Brandon Ingram as Arjie and Rehan Mudannayake as Shehan in Funny boy.
Set against Sri Lanka’s 26-year civil war, ‘Funny Boy’ holds messages for today
Gregg Shapiro | Screen Savor
Based on the acclaimed 1994 novel of the same name by gay writer Shyam Selvadurai (who co-wrote the screenplay), Funny Boy (Array) is directed by Deepa Mehta (who co-wrote the screenplay with Selvadurai). Mehta, who is straight, is no stranger to queer material, having written and directed the award-winning 1996 lesbian feature Fire.
Set in Colombo, Sri Lanka, during the mid-1970s and early 1980s, especially turbulent years leading up to the beginning of the civil war between the Tamils and the Sinhalese that lasted for 26 years, Funny Boy is timely for a variety of reasons. At a time when tensions are particularly high here in the U.S., with our own civil war seemingly looming daily, Funny Boy serves as a kind of warning. Equally important is the central theme of sexuality and acceptance that propels the story.
When we first encounter 8-year-old Tamil boy Arjie (Arush Nand), he is dressed as a bride, and his sister Sonali (Araina Nand) is dressed as a bridegroom. They are having a play wedding with cousins and friends. But the fun is short-lived when the adults, including Arjie’s concerned father Chelva (Ali Kazmi) and seemingly less upset mother Nalini (Nimmi Harasgama), get involved.

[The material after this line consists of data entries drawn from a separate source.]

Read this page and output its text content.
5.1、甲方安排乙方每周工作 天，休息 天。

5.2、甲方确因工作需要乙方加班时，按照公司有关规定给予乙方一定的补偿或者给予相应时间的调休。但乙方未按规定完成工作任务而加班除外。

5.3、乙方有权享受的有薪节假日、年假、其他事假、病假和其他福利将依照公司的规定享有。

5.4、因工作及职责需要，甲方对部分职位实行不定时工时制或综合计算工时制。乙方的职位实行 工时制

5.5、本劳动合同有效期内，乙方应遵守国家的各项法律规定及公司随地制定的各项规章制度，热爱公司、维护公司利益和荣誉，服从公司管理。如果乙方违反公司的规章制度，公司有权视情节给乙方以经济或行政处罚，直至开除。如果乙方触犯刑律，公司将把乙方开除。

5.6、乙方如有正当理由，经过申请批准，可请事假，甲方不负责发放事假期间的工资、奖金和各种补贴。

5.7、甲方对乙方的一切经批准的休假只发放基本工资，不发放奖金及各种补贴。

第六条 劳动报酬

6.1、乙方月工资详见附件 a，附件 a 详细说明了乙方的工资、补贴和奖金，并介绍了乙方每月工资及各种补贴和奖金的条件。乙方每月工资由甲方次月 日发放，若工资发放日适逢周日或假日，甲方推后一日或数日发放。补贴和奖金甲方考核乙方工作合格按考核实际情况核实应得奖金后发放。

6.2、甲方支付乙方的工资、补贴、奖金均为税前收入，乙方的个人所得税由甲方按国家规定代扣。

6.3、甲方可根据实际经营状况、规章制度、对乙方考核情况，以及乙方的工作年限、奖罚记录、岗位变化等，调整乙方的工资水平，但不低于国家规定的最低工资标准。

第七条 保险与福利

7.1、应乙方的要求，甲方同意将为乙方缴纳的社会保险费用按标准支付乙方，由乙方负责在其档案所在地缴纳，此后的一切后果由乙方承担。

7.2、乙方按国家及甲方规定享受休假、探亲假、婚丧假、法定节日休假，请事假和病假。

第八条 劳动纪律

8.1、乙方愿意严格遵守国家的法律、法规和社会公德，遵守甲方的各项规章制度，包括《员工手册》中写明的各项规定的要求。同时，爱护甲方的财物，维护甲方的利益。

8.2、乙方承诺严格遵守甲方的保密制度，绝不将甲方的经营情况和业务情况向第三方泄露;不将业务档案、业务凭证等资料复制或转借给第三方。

When a relative tells Chelva that Arjie is a “funny boy” he is visibly disturbed. Chelva has pinned all of his hopes on his older, more athletically inclined son Diggy (Avlok Wignaraja).

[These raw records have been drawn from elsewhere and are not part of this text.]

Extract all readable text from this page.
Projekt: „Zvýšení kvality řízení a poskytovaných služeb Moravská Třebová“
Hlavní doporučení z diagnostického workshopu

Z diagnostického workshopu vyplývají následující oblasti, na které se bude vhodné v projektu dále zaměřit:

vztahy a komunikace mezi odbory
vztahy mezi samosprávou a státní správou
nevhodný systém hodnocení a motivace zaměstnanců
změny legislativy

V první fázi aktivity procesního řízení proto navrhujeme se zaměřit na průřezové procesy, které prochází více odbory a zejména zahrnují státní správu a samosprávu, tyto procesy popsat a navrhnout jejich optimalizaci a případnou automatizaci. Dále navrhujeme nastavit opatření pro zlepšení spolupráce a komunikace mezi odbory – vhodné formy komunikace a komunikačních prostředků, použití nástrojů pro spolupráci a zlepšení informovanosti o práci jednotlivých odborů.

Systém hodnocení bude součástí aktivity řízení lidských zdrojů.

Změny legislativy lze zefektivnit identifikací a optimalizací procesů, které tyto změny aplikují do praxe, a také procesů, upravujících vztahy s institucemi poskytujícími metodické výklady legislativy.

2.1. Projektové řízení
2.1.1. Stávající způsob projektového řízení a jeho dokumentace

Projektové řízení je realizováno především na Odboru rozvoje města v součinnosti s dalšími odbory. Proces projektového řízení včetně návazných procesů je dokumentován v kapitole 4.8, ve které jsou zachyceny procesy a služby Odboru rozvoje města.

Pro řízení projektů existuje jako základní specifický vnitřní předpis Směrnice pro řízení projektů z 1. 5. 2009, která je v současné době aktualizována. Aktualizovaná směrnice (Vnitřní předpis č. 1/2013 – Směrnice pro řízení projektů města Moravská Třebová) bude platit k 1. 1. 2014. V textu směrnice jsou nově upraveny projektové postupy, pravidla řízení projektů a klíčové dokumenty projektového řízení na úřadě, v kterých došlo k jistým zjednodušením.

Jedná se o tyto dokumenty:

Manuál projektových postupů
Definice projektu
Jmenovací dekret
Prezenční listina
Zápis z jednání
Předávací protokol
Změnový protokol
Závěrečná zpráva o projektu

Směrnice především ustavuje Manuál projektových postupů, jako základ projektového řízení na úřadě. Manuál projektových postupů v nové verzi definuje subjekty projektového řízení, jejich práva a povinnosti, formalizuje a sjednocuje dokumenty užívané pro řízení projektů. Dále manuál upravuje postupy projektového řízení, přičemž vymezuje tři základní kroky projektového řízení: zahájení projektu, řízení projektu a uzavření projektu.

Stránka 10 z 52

Fortunately for Arjie, he has cool and worldly Aunt Radha (Agam Darshi), his father’s sister, for support and encouragement.
She takes Arjie to an audition for a local stage production of The King & I, and he gets a part. Meanwhile, Radha, who has been promised in an arranged marriage to Toronto-based Rajan (Kanishka Ranabahu) begins a relationship with cast member Anil (Ruvin DeSilva), whose family is Sinhalese.

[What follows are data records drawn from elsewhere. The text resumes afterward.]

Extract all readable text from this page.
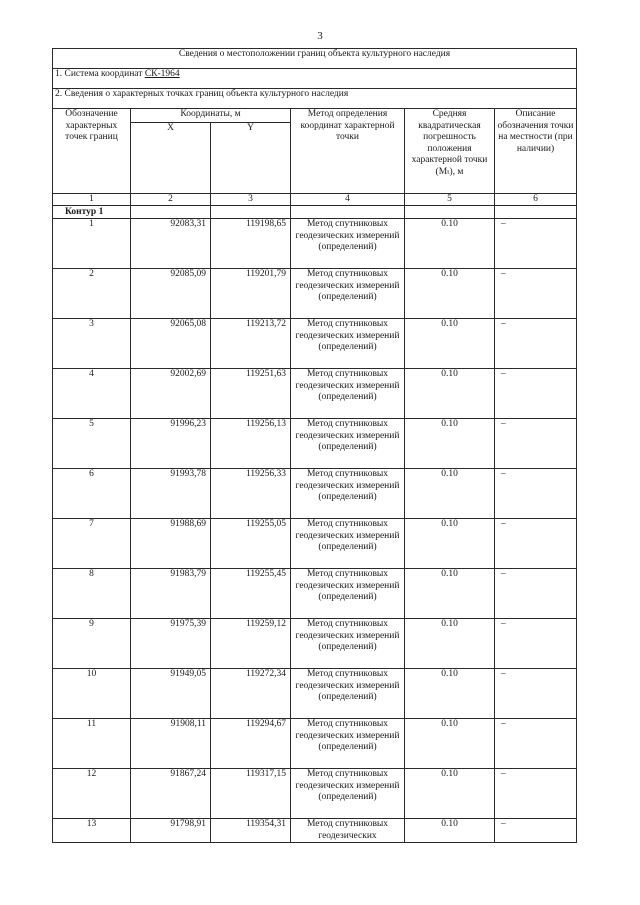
3
Сведения о местоположении границ объекта культурного наследия					
1. Система координат СК-1964					
2. Сведения о характерных точках границ объекта культурного наследия					
Обозначение характерных точек границ	Координаты, м		Метод определения координат характерной точки	Средняя квадратическая погрешность положения характерной точки (Mₜ), м	Описание обозначения точки на местности (при наличии)
	X	Y			
1	2	3	4	5	6
Контур 1					
1	92083,31	119198,65	Метод спутниковых геодезических измерений (определений)	0.10	–
2	92085,09	119201,79	Метод спутниковых геодезических измерений (определений)	0.10	–
3	92065,08	119213,72	Метод спутниковых геодезических измерений (определений)	0.10	–
4	92002,69	119251,63	Метод спутниковых геодезических измерений (определений)	0.10	–
5	91996,23	119256,13	Метод спутниковых геодезических измерений (определений)	0.10	–
6	91993,78	119256,33	Метод спутниковых геодезических измерений (определений)	0.10	–
7	91988,69	119255,05	Метод спутниковых геодезических измерений (определений)	0.10	–
8	91983,79	119255,45	Метод спутниковых геодезических измерений (определений)	0.10	–
9	91975,39	119259,12	Метод спутниковых геодезических измерений (определений)	0.10	–
10	91949,05	119272,34	Метод спутниковых геодезических измерений (определений)	0.10	–
11	91908,11	119294,67	Метод спутниковых геодезических измерений (определений)	0.10	–
12	91867,24	119317,15	Метод спутниковых геодезических измерений (определений)	0.10	–
13	91798,91	119354,31	Метод спутниковых геодезических	0.10	–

The reaction of Radha’s family members, including the matriarch (Seema Biswas), is an indication of the troubles to come. When Radha is seriously injured in a Sinhalese attack on a train it’s clear that things are only going to get worse.
By the movie’s early 1980s midpoint, teenage Arjie (Brandon Ingram) is enrolled in high school. It is there that he meets Sinhalese Oscar Wilde-quoting classmate Shehan (Rehan Mudannayake). Before long, the teens realize that they have many things in common, including being queer as well as a mutual attraction.
Around the same time, Jegan (Shivantha Wijesinha), the son of a family friend who is involved in the revolutionary Tamil Tigers movement, has been sent to work for Chelva at the beachfront hotel he owns. It is through Jegan that we continue to see the deadly cultural divide become even more dangerous.
The dramatic tensions of the story continue to mount. Arjie and Shehan are caught in a compromising position by Chelva. Jegan is arrested as part of the Prevention of Terrorism Act. Chelva and Nalini’s marriage is straining under the pressures. Mobs of Sinhalese attack Tamils on the streets and raid their homes.
As previously stated, the timing of the release of Funny Boy couldn’t be better than at this particular moment. If people are able to overlook some of the issues, including the lack of Tamil actors among the cast members and issues with the language spoken on screen, Funny Boy is still worth seeing for its various messages of understanding.